According to WAVE, Angela Underwood said in a lawsuit that Norton Brownsboro Hospital refused to give her husband the treatment without a court order and supervision by a doctor who has the authority to do so.

The antiparasitic drug has not been approved by the Food and Drug Administration to treat or prevent coronavirus.

Underwood, however, said in a lawsuit that she is a registered nurse and claims there is evidence that COVID-19 patients who took ivermectin showed improvement.

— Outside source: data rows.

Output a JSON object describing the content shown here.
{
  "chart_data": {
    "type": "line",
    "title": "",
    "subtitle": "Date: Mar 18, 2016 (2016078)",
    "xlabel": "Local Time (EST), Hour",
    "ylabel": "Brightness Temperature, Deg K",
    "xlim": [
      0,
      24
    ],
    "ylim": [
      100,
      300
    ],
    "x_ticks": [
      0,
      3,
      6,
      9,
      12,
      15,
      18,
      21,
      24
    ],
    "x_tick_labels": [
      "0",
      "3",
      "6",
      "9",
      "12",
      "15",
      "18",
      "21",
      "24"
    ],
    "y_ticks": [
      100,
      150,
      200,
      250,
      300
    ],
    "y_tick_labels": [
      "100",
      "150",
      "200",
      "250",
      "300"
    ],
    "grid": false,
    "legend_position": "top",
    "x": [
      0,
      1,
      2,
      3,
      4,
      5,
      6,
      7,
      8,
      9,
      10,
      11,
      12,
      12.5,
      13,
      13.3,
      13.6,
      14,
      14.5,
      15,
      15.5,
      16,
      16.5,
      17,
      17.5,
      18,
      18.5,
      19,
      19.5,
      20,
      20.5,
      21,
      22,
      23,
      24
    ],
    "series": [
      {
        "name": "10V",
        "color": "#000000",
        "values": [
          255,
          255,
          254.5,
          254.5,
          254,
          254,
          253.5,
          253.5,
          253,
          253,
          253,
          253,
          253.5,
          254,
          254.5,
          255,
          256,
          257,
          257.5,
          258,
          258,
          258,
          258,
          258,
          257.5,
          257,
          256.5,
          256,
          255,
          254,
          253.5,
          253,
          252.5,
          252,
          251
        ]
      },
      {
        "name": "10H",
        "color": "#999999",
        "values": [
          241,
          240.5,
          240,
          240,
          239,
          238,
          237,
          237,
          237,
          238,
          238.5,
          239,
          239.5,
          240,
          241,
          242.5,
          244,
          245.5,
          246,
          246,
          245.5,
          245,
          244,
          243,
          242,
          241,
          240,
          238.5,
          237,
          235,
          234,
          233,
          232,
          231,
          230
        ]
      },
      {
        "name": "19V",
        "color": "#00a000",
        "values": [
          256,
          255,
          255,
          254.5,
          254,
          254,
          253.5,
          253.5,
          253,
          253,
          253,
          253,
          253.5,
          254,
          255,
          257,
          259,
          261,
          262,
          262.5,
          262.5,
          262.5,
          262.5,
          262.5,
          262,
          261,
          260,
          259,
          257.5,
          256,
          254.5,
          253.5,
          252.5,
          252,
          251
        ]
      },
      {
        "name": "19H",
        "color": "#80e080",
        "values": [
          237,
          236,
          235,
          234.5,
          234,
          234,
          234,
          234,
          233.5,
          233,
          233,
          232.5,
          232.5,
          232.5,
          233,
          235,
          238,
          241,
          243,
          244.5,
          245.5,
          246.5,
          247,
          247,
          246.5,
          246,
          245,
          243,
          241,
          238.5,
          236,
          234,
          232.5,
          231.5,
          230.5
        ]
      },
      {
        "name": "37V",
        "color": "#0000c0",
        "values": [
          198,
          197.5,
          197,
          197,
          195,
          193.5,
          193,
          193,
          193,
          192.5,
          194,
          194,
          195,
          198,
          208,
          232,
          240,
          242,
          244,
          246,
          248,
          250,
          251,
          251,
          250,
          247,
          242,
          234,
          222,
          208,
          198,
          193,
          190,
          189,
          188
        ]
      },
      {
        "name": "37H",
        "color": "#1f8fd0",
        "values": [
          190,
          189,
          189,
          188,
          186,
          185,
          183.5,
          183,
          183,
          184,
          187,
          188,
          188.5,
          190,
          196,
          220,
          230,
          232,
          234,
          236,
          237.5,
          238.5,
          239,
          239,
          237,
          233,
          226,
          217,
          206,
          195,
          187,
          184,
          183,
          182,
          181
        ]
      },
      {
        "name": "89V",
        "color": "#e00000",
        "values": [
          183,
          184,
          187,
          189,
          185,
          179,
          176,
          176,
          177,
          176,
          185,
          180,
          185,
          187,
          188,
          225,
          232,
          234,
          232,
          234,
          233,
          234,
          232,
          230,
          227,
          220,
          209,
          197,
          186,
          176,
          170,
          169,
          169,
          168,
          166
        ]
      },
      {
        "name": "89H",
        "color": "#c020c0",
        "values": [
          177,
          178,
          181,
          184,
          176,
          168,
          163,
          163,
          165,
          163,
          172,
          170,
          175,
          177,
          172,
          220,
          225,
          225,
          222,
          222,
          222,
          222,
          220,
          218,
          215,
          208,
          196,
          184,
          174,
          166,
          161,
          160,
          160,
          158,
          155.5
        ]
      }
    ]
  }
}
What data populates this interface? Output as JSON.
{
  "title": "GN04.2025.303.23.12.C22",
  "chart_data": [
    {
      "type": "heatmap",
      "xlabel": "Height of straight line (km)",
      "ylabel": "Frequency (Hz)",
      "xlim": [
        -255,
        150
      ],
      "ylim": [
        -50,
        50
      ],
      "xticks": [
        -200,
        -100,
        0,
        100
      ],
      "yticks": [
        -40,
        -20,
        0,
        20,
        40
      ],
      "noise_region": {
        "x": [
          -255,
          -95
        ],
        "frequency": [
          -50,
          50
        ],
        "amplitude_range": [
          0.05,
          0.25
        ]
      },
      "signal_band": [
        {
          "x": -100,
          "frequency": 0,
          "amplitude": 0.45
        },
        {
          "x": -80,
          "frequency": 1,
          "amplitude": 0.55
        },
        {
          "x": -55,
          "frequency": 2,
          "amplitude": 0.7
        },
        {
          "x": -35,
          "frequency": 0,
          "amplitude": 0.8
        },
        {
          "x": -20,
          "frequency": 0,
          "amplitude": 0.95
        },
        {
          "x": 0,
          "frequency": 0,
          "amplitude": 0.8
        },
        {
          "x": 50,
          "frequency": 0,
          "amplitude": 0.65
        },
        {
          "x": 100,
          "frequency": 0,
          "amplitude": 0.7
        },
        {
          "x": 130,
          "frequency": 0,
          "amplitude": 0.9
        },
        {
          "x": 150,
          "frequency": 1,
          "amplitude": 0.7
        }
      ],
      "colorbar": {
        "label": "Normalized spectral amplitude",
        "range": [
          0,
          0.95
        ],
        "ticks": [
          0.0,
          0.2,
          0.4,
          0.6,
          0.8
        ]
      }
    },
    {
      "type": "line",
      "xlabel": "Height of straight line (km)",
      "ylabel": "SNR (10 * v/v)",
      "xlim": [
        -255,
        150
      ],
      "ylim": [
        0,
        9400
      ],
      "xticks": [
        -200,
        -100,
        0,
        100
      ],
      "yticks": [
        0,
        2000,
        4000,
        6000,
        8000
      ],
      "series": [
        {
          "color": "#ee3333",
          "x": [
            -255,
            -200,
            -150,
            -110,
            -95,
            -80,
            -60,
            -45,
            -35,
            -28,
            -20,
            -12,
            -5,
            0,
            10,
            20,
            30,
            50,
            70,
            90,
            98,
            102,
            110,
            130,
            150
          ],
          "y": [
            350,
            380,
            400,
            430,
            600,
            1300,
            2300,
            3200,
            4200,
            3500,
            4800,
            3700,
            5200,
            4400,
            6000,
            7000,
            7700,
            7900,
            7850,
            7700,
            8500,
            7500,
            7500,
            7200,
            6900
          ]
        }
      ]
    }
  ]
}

She even offered to give the drug to her husband herself.

“Norton (Brownsboro Hospital) will not administer the medication unless a valid court order is issued and a physician will order it,” Underwood said. “As a registered nurse, I demand my husband be administered ivermectin.”

Judge Charles Cunningham said in his ruling against Underwood that the internet is full of misinformation and “ill-spouted conclusions.”

For Underwood to win her case, the judge said she would have needed sworn testimony and more evidence to support her theory that ivermectin should be given to her husband.

According to Cunningham’s order, a doctor wrote an emergency privileges order to give Underwood’s husband ivermectin, but Underwood claimed the hospital would not let the doctor see her husband.

“The court cannot require a hospital to literally take orders from someone who does not routinely issue such orders,” Cunningham wrote. “Frankly, even a doctor who was in the trenches in 2020 fighting hand-to-hand against the virus, is probably not up-to-date with what works and what fails in late 2021 because the virus has mutated and our responses and therapies have evolved with it.”

Cunningham’s ruling concluded with the judge remaining “deeply hopeful for Underwood’s recovery.”